Well, it’s probably no secret that I love Studio Ghibli animes and their magical worlds and being. And I wanted to do a bottle garden for a while, the jar has been standing in the cellar for ages. A bottle garden is a close eco system, where the plants produce oxygen and carbohydrates that then gets consumed by the microorganisms that feed on the decaying plant matter. They’re an invention of 19th century botanists that needed to transport their precious plant samples by boat. The closed boxes don’t need water or fertilizer and there are some that are decades old.
I finally decided what I wanted to do with it and got some supplies, only to be foiled by transport damage. I love the kodama, the little tree spirits from Princess Mononoke and happily ordered some on Etsy, only this is how they arrived:
The seller promised quick replacement, but I didn’t want to wait because who could tell if I had time then, so I glued them back together. They’re extremely detailed gypsum casts, so I covered them with clear nail polish because I was afraid that otherwise they’d melt inside the bottle garden. Then I wanted a small dead twig from our old apple tree and ended up tearing off a big branch…

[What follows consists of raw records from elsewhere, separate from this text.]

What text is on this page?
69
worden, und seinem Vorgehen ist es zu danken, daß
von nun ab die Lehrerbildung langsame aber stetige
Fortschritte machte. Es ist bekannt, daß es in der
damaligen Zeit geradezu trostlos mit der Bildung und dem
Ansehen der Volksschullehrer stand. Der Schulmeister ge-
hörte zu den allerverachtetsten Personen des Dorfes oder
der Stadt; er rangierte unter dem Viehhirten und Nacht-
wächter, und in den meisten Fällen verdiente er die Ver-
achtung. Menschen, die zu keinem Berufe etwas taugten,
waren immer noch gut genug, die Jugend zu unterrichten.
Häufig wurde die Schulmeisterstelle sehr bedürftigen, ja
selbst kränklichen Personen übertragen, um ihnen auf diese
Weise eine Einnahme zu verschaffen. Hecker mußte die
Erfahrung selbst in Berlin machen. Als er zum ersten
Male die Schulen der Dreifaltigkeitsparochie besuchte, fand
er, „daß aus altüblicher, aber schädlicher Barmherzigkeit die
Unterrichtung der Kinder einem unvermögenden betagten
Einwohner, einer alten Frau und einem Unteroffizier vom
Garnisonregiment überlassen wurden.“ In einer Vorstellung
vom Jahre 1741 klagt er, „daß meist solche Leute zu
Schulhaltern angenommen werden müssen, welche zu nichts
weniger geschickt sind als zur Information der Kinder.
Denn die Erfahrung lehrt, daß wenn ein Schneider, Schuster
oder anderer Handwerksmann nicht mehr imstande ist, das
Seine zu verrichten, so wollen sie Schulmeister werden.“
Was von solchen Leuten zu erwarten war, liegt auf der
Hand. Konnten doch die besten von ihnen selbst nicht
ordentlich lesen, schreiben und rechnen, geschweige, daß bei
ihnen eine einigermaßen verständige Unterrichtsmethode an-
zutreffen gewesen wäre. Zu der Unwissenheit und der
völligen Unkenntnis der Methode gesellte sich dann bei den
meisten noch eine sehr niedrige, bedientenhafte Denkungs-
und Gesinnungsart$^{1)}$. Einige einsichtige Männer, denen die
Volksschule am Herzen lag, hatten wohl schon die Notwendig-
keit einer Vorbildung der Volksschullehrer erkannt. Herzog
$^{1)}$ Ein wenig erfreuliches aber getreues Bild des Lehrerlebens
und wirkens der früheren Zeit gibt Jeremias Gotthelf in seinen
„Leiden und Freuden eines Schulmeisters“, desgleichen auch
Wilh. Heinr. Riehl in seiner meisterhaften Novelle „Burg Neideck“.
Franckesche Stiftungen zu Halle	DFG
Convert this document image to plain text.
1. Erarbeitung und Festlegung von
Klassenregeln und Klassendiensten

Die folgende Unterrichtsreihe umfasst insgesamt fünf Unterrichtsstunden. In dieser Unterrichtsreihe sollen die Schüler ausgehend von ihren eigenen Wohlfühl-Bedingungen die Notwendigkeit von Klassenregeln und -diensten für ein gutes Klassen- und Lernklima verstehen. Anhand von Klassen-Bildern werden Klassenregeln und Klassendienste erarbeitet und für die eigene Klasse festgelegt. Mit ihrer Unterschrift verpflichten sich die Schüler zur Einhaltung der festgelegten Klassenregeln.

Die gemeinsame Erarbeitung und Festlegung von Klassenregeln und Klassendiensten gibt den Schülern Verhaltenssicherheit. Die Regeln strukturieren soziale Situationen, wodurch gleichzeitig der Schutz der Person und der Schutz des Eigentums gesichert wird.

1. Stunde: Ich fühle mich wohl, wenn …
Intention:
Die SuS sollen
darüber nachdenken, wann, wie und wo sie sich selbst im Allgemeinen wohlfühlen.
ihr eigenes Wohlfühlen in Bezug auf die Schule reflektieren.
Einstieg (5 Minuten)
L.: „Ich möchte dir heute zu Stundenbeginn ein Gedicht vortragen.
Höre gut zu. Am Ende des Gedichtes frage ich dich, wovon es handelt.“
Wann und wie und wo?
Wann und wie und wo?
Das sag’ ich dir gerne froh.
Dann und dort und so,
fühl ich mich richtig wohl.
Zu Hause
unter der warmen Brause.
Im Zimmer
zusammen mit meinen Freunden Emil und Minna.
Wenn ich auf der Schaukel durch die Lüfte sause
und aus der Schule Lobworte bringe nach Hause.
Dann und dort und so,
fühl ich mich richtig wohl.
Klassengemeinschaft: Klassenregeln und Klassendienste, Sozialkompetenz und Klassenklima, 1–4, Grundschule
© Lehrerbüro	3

Next: assembling the garden. First layer: pebbles for drainage.
I actually wanted to add a layer of clay substrate, but I couldn’t find it anymore. I won’t claim to have a photographic memory, but I have a very good memory for “where did I see this last”, otherwise I wouldn’t be able to deal with my chaos. Mr, not so much, and while I don’t blame him, it’s endlessly frustrating to know that he put something somewhere and him not even remembering that the thing exists. Well, the pebbles do the job anyway. You could now add some charcoal, which I’m probably going to do retroactively.
Next: potting soil and plants.
This is pretty moist and probably a thriving ecosystem already. I planted an offspring of one of my succulents and a semper vivum (next pic). those are not ideal plants for a bottle garden. We will see how they do. If they don’t thrive I need to remove the lid and keep watering them like ordinary plants (I only keep orchids and succulents indoors because I suck at watering them).
Next step: Moss and decoration
I collected the moss from a tree stump in the garden. Did you know that by now you can by “moss for decorating” in the garden centre? Like, what?
Sadly, taking the pics through the glass is, well. The light just refracts too much.
I added some fairy lights by drilling through the lid and then sealing the hole with hot glue. Pics are even worse like this.
They do look happy in their new home, don’t they? Now I got to balance the water and hope that they like it in there.